To predict who is going to gain ground in this drawn-out price war, it’s worth assessing the protagonists’ arsenals. Apart from $672 billion of international reserves (a cushion that shrank 8.5 percent between January and June), the Saudis still have the devaluation card up their sleeve. When Kazakhstan belatedly followed Russia in abandoning its dollar peg last week, Prime Minister Karim Massimov predicted that Saudi Arabia and some of its Gulf neighbors would also have to float their currencies to deal with the new reality of crude prices. And the Saudi financial system has other untapped resources: the country doesn’t currently even collect income tax; it pays out huge energy subsidies that could be cut; and its government debt is just 1.6 percent of gross domestic product, leaving lots of room to borrow.
King Salman may not want to throw those reserves into a price war with U.S. shale, of course, but he has them. By contrast, all that protects American frackers is their ability to innovate and drive costs down.
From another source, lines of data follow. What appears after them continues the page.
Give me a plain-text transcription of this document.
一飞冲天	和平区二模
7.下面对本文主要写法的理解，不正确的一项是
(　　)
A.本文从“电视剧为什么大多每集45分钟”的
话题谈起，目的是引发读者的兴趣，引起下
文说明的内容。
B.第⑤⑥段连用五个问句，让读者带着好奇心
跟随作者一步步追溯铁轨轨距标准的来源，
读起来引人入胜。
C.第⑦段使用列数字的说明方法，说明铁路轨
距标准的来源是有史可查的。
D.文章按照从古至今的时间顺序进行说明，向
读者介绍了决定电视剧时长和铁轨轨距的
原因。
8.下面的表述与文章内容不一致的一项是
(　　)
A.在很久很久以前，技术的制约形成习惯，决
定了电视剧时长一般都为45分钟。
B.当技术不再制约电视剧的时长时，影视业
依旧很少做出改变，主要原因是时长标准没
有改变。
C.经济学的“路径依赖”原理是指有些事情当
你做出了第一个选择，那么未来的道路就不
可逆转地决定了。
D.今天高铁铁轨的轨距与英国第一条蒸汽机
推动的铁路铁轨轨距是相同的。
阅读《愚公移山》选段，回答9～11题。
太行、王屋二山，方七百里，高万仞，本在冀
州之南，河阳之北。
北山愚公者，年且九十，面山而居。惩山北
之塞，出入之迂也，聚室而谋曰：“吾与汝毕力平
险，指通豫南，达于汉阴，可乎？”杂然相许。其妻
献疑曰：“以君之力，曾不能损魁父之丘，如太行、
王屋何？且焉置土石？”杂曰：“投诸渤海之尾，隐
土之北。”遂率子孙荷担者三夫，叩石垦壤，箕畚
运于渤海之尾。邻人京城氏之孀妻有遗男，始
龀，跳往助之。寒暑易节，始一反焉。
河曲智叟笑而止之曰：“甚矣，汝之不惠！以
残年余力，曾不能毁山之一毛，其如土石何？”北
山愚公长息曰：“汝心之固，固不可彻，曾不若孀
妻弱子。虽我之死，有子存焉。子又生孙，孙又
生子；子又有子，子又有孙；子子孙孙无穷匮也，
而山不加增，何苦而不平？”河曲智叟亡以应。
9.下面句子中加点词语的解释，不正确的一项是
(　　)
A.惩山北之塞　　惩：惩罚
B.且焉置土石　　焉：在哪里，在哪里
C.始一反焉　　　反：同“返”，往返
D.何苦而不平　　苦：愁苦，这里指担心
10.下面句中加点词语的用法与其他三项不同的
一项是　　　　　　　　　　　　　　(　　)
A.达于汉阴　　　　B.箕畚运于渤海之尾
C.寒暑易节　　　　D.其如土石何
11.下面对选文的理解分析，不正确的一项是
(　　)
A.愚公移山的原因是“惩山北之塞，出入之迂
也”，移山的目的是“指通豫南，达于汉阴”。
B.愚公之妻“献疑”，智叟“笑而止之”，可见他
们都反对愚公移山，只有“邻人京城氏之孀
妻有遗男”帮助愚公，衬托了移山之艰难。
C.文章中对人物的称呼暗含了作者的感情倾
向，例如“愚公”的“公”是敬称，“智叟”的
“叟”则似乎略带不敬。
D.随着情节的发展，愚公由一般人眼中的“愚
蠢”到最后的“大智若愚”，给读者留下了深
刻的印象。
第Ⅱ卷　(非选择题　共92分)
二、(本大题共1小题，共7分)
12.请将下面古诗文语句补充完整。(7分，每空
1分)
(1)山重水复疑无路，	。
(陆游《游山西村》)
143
This year has shown that ability is not to be underestimated, but it is surely finite — at any rate, U.S. production has stopped growing.
In those circumstances, it’s understandable that the Saudis are unwilling to accept defeat. Saudi Arabia won’t be satisfied with another temporary rebound in oil prices, such as the one that occurred last spring: Their U.S. competitors would just increase output again. They must inflict permanent damage by demonstrating to investors that with shale, they can’t bet on any kind of predictable return. So far, the (probably overblown) threat of Iran’s return to global oil markets is helping the Saudis with this task, but it’s a long-term gamble and the situation is volatile.
The Saudis may be temporarily thwarted by production decreases in those oil economies unable to hold their corners in the price war, such as Nigeria, where production has been in decline since last fall. Lost production in these countries may send prices up again slightly, giving U.S. frackers a little more breathing space. But until either the U.S. shale industry or Saudi Arabia has triumphed, the onlookers — even big ones like Russia — won’t be able to benefit from higher oil revenue.